Finding the various IP blocks and determining whether they’ve been used anywhere else is critical. “A lot of companies will have different PDKs for different foundries, and the design team needs to know if an IP has been foundry-verified, or if another customer within the same company is using it,” said Adhikary. “You would like to find out the reliability of the IP. Specifically, has it gone into production? Have there been any problems with it? Ultimately it is a question of how well is the power, performance and area documented. What we find in most companies we go into is that the information is not all there in one place, and it becomes important for the IP management system to be tied to the document control systems so that everybody is in sync. And this is just the beginning.”
Looking ahead
As cloud service providers look beyond 25.6Tbps switches to 51.2Tbps, it seems unlikely that traditional scaling techniques will suffice.

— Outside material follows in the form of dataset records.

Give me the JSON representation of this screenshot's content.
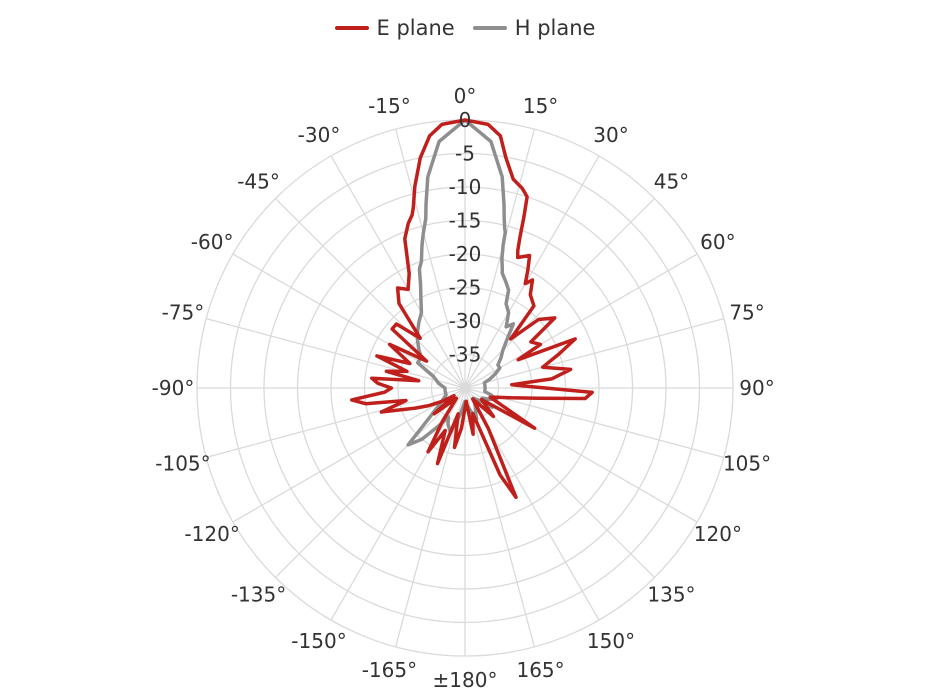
{
  "chart_data": {
    "type": "line",
    "subtype": "polar",
    "title": "",
    "legend_position": "top",
    "grid": true,
    "angle_tick_labels": [
      "0°",
      "15°",
      "30°",
      "45°",
      "60°",
      "75°",
      "90°",
      "105°",
      "120°",
      "135°",
      "150°",
      "165°",
      "±180°",
      "-165°",
      "-150°",
      "-135°",
      "-120°",
      "-105°",
      "-90°",
      "-75°",
      "-60°",
      "-45°",
      "-30°",
      "-15°"
    ],
    "angle_ticks": [
      0,
      15,
      30,
      45,
      60,
      75,
      90,
      105,
      120,
      135,
      150,
      165,
      180,
      -165,
      -150,
      -135,
      -120,
      -105,
      -90,
      -75,
      -60,
      -45,
      -30,
      -15
    ],
    "radial_tick_labels": [
      "0",
      "-5",
      "-10",
      "-15",
      "-20",
      "-25",
      "-30",
      "-35"
    ],
    "radial_ticks": [
      0,
      -5,
      -10,
      -15,
      -20,
      -25,
      -30,
      -35
    ],
    "rlim": [
      -40,
      0
    ],
    "series": [
      {
        "name": "E plane",
        "color": "#c0201c",
        "points": [
          [
            0,
            0
          ],
          [
            5,
            -0.5
          ],
          [
            8,
            -2
          ],
          [
            10,
            -5
          ],
          [
            13,
            -8
          ],
          [
            16,
            -9
          ],
          [
            18,
            -10
          ],
          [
            19,
            -13
          ],
          [
            20,
            -16
          ],
          [
            21,
            -18
          ],
          [
            22,
            -19
          ],
          [
            26,
            -18
          ],
          [
            28,
            -20
          ],
          [
            30,
            -22
          ],
          [
            32,
            -21
          ],
          [
            35,
            -23
          ],
          [
            40,
            -24
          ],
          [
            43,
            -30
          ],
          [
            47,
            -25
          ],
          [
            52,
            -23
          ],
          [
            55,
            -28
          ],
          [
            60,
            -27
          ],
          [
            62,
            -31
          ],
          [
            66,
            -22
          ],
          [
            70,
            -25
          ],
          [
            75,
            -28
          ],
          [
            80,
            -24
          ],
          [
            84,
            -27
          ],
          [
            86,
            -33
          ],
          [
            89,
            -30
          ],
          [
            92,
            -21
          ],
          [
            95,
            -22
          ],
          [
            98,
            -29
          ],
          [
            102,
            -33
          ],
          [
            106,
            -35
          ],
          [
            110,
            -36
          ],
          [
            115,
            -34
          ],
          [
            120,
            -28
          ],
          [
            125,
            -37
          ],
          [
            135,
            -34
          ],
          [
            145,
            -38
          ],
          [
            150,
            -33
          ],
          [
            155,
            -22
          ],
          [
            158,
            -26
          ],
          [
            163,
            -36
          ],
          [
            170,
            -33
          ],
          [
            175,
            -38
          ],
          [
            180,
            -37
          ],
          [
            -175,
            -34
          ],
          [
            -170,
            -31
          ],
          [
            -165,
            -36
          ],
          [
            -160,
            -28
          ],
          [
            -155,
            -33
          ],
          [
            -150,
            -29
          ],
          [
            -146,
            -34
          ],
          [
            -140,
            -38
          ],
          [
            -135,
            -37
          ],
          [
            -130,
            -34
          ],
          [
            -125,
            -38
          ],
          [
            -120,
            -36
          ],
          [
            -116,
            -34
          ],
          [
            -112,
            -32
          ],
          [
            -106,
            -27
          ],
          [
            -102,
            -31
          ],
          [
            -99,
            -25
          ],
          [
            -96,
            -23
          ],
          [
            -93,
            -28
          ],
          [
            -90,
            -29
          ],
          [
            -87,
            -27
          ],
          [
            -84,
            -26
          ],
          [
            -81,
            -33
          ],
          [
            -78,
            -28
          ],
          [
            -74,
            -31
          ],
          [
            -70,
            -26
          ],
          [
            -66,
            -31
          ],
          [
            -60,
            -27
          ],
          [
            -55,
            -33
          ],
          [
            -51,
            -26
          ],
          [
            -47,
            -26
          ],
          [
            -42,
            -30
          ],
          [
            -38,
            -24
          ],
          [
            -34,
            -22
          ],
          [
            -30,
            -23
          ],
          [
            -26,
            -21
          ],
          [
            -22,
            -16
          ],
          [
            -19,
            -14
          ],
          [
            -17,
            -13
          ],
          [
            -16,
            -12
          ],
          [
            -14,
            -9
          ],
          [
            -11,
            -5
          ],
          [
            -8,
            -2
          ],
          [
            -5,
            -0.5
          ],
          [
            0,
            0
          ]
        ]
      },
      {
        "name": "H plane",
        "color": "#8e8e8e",
        "points": [
          [
            0,
            0
          ],
          [
            6,
            -3
          ],
          [
            10,
            -8
          ],
          [
            12,
            -12
          ],
          [
            13,
            -14
          ],
          [
            14,
            -15.5
          ],
          [
            14.5,
            -16
          ],
          [
            15,
            -18
          ],
          [
            16,
            -20
          ],
          [
            17,
            -21
          ],
          [
            18,
            -22
          ],
          [
            21,
            -23
          ],
          [
            24,
            -24
          ],
          [
            26,
            -26
          ],
          [
            30,
            -27
          ],
          [
            34,
            -29
          ],
          [
            37,
            -28
          ],
          [
            40,
            -30
          ],
          [
            45,
            -32
          ],
          [
            50,
            -33
          ],
          [
            55,
            -34
          ],
          [
            60,
            -34
          ],
          [
            65,
            -35
          ],
          [
            70,
            -36
          ],
          [
            75,
            -37
          ],
          [
            80,
            -37
          ],
          [
            85,
            -37
          ],
          [
            90,
            -37
          ],
          [
            95,
            -37
          ],
          [
            100,
            -37
          ],
          [
            105,
            -36
          ],
          [
            110,
            -35
          ],
          [
            115,
            -36
          ],
          [
            120,
            -37
          ],
          [
            125,
            -35
          ],
          [
            130,
            -37
          ],
          [
            140,
            -38
          ],
          [
            150,
            -37
          ],
          [
            160,
            -35
          ],
          [
            170,
            -37
          ],
          [
            180,
            -38
          ],
          [
            -170,
            -36
          ],
          [
            -162,
            -33
          ],
          [
            -155,
            -34
          ],
          [
            -150,
            -35
          ],
          [
            -145,
            -33
          ],
          [
            -140,
            -30
          ],
          [
            -135,
            -28
          ],
          [
            -130,
            -33
          ],
          [
            -120,
            -36
          ],
          [
            -110,
            -37
          ],
          [
            -100,
            -37
          ],
          [
            -90,
            -37
          ],
          [
            -80,
            -36
          ],
          [
            -70,
            -35
          ],
          [
            -62,
            -32
          ],
          [
            -55,
            -32
          ],
          [
            -50,
            -31
          ],
          [
            -45,
            -30
          ],
          [
            -40,
            -29
          ],
          [
            -35,
            -28
          ],
          [
            -30,
            -27
          ],
          [
            -26,
            -25
          ],
          [
            -23,
            -23
          ],
          [
            -21,
            -21
          ],
          [
            -19,
            -20
          ],
          [
            -17,
            -18
          ],
          [
            -16,
            -17
          ],
          [
            -15,
            -16
          ],
          [
            -13,
            -14
          ],
          [
            -12,
            -12
          ],
          [
            -10,
            -8
          ],
          [
            -6,
            -3
          ],
          [
            0,
            0
          ]
        ]
      }
    ]
  }
}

“Switch ASICs are implemented in the advanced technology nodes to leverage the increased density and lower power, but are hitting reticle and yield limits,” Walia said. “One option that is rapidly gaining popularity is die disaggregation, where a large monolithic die is broken up into manageable die sizes and then integrated inside a multi-chip module (MCM) package using a high-speed, low-power in-package interconnect. The other option is to separate the logic die and SerDes and put them together in an MCM. Greater optical density needed for 51.2Tbps can be achieved by shifting to in-package optics, where optical dies are integrated with switch ASIC dies in an MCM for a heterogenous system-in-package (SiP). The fibers can then be traced out to the faceplate or the pigtails.”
Switch ASICs and high-speed optical and electrical interconnects are the backbone of cloud-era datacenters. To meet the explosive growth in bandwidth in these datacenters, switch ASIC makers, optical and interconnect IP vendors and standards bodies will need to build ecosystems. The future revolves around heterogeneous solutions that will meet new performance, power and scalability requirements, tailored for specific applications and unique data flows.